A British climber is in the closing stages of an attempt to set a world record for the highest mobile call.
Mr Baber has been in the Himalayas since mid-April
Rod Baber is making final preparations to scale Mount Everest and make the call from its north ridge.
Following weeks of acclimatisation, Mr Baber is now at base camp recuperating and checking equipment prior to beginning the actual ascent.
The expedition will begin its final push on 15 May and aims to reach the summit about eight days later.
Mr Baber reached base camp at the foot of Everest in mid-April and since then has been trekking up the mountain to get used to living at high altitude.
"It took us three days before we could walk more than 50 steps without running out of breath," he told the BBC News website from base camp in the Himalayas.
In the last few weeks the members of the expedition climbing Everest with Mr Baber have reached altitudes of 7,500 metres - the height at which most people start to need oxygen to continue.
"We've done some of the most physically demanding sections of the route," he said.
The trekking has meant that four members of the expedition have been forced to quit as altitude sickness has left them unable to cope.

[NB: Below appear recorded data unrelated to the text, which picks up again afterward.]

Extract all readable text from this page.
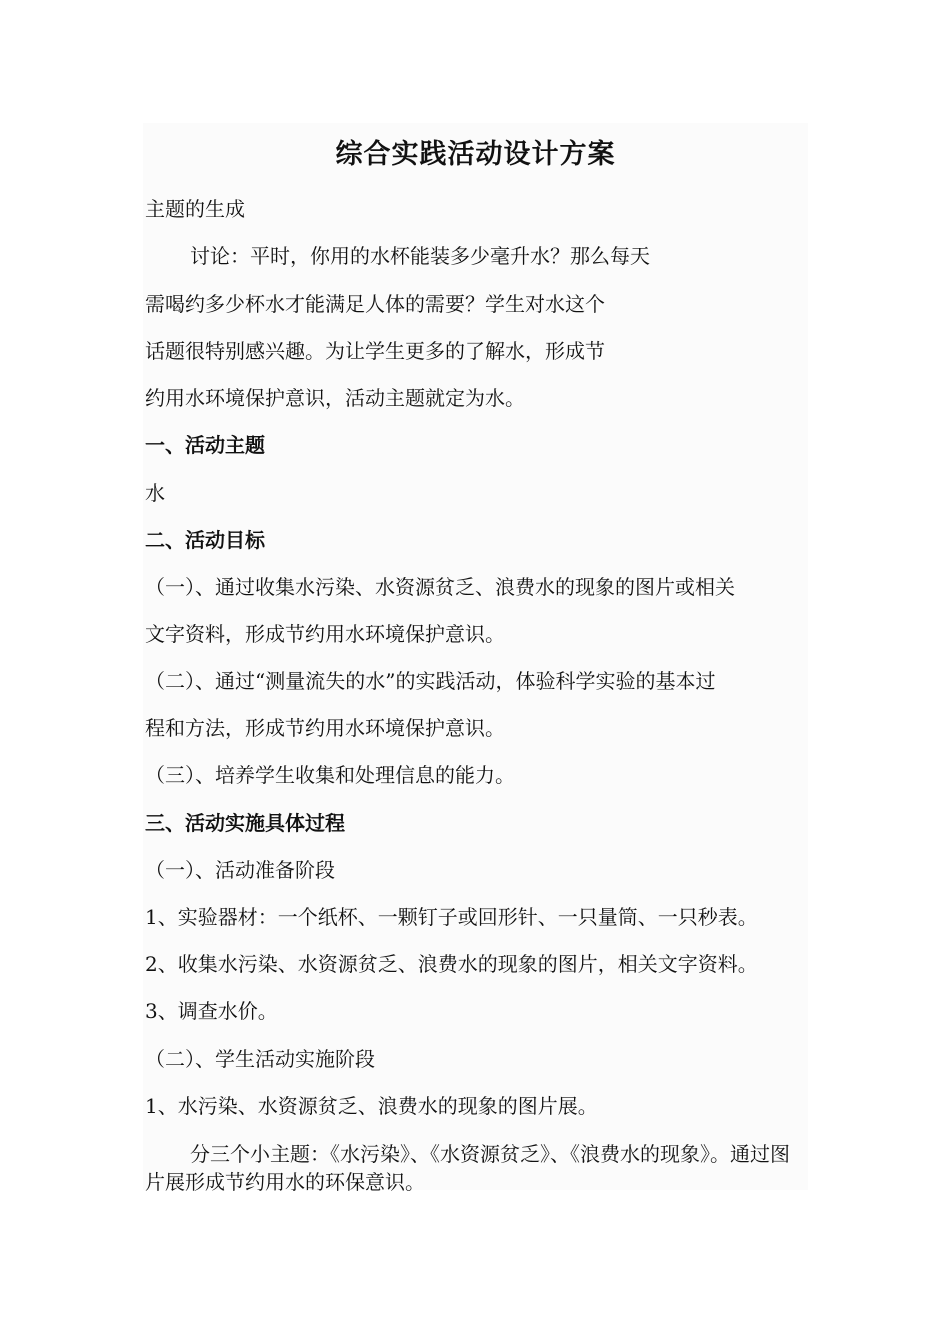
综合实践活动设计方案
主题的生成
讨论：平时，你用的水杯能装多少毫升水？那么每天
需喝约多少杯水才能满足人体的需要？学生对水这个
话题很特别感兴趣。为让学生更多的了解水，形成节
约用水环境保护意识，活动主题就定为水。
一、活动主题
水
二、活动目标
（一）、通过收集水污染、水资源贫乏、浪费水的现象的图片或相关
文字资料，形成节约用水环境保护意识。
（二）、通过“测量流失的水”的实践活动，体验科学实验的基本过
程和方法，形成节约用水环境保护意识。
（三）、培养学生收集和处理信息的能力。
三、活动实施具体过程
（一）、活动准备阶段
1、实验器材：一个纸杯、一颗钉子或回形针、一只量筒、一只秒表。
2、收集水污染、水资源贫乏、浪费水的现象的图片，相关文字资料。
3、调查水价。
（二）、学生活动实施阶段
1、水污染、水资源贫乏、浪费水的现象的图片展。
分三个小主题：《水污染》、《水资源贫乏》、《浪费水的现象》。通过图片展形成节约用水的环保意识。
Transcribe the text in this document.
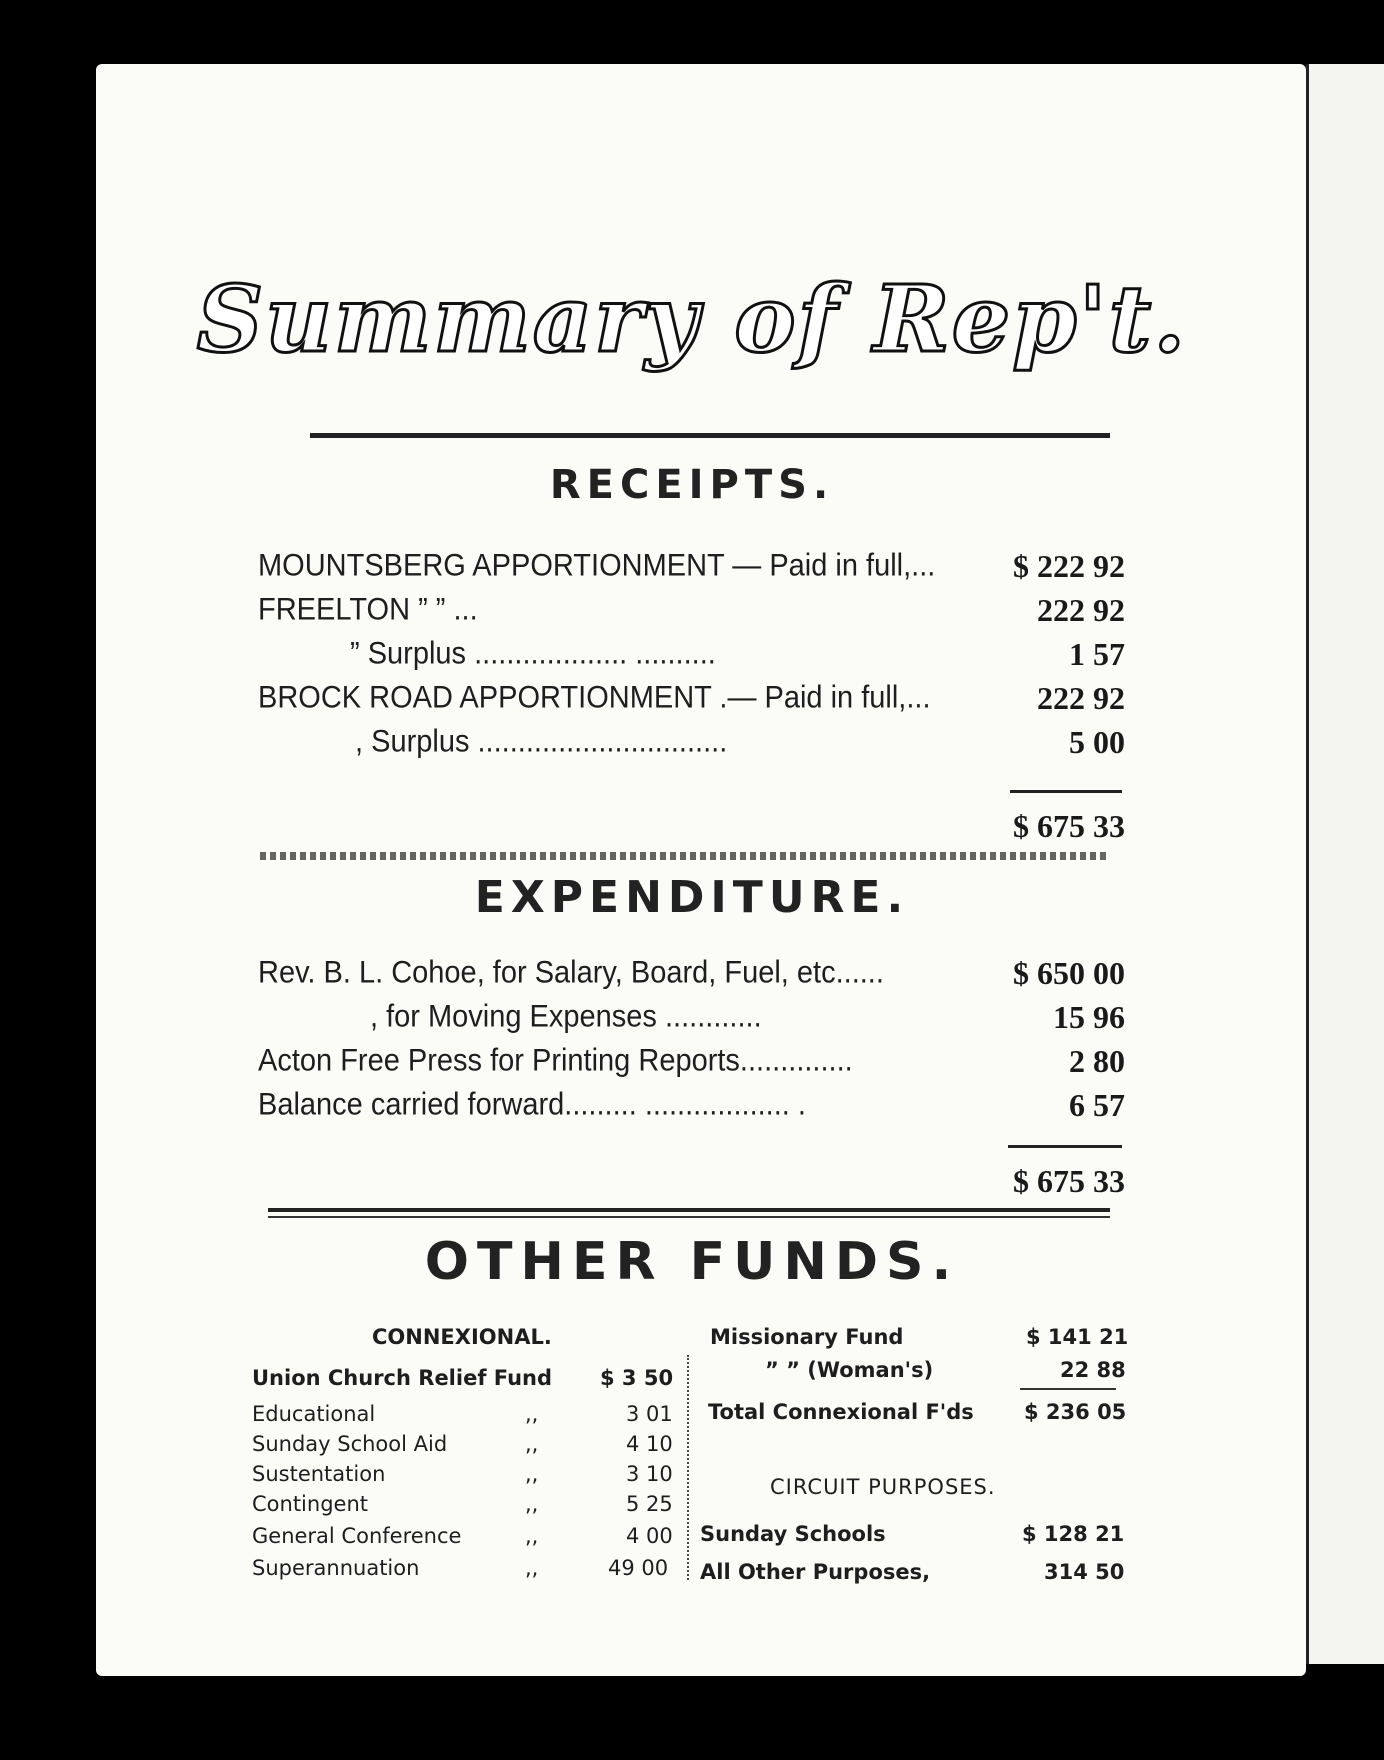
Summary of Rep't.
RECEIPTS.
MOUNTSBERG APPORTIONMENT — Paid in full,...	$ 222 92
FREELTON ” ” ...	222 92
” Surplus ................... ..........	1 57
BROCK ROAD APPORTIONMENT .— Paid in full,...	222 92
, Surplus ...............................	5 00
$ 675 33
EXPENDITURE.
Rev. B. L. Cohoe, for Salary, Board, Fuel, etc......	$ 650 00
, for Moving Expenses ............	15 96
Acton Free Press for Printing Reports..............	2 80
Balance carried forward......... .................. .	6 57
$ 675 33
OTHER FUNDS.
CONNEXIONAL.
Union Church Relief Fund $ 3 50
Educational	,,	3 01
Sunday School Aid	,,	4 10
Sustentation	,,	3 10
Contingent	,,	5 25
General Conference	,,	4 00
Superannuation	,,	49 00
Missionary Fund	$ 141 21
” ” (Woman's)	22 88
Total Connexional F'ds $ 236 05
CIRCUIT PURPOSES.
Sunday Schools	$ 128 21
All Other Purposes,	314 50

Now the remaining members of the team, organised by the HimEx climbing group, is recuperating prior to the attempt on the summit. Mr Baber said he had already lost 11kg in weight and was likely to lose five more by the time the attempt was done.
Making a mobile call from the top of Everest has become possible as a base station installed in nearby China has line-of-sight to the north ridge of the mountain.
Phone reception in the Himalayas has improved as the Chinese army is also at the Everest base camp making preparations to take the Olympic torch to the summit.
Mr Baber said the expedition had a "very good" chance of reaching the summit if the weather stayed calm.
"But," he said, "it's when Everest lets you climb it, not the other way around."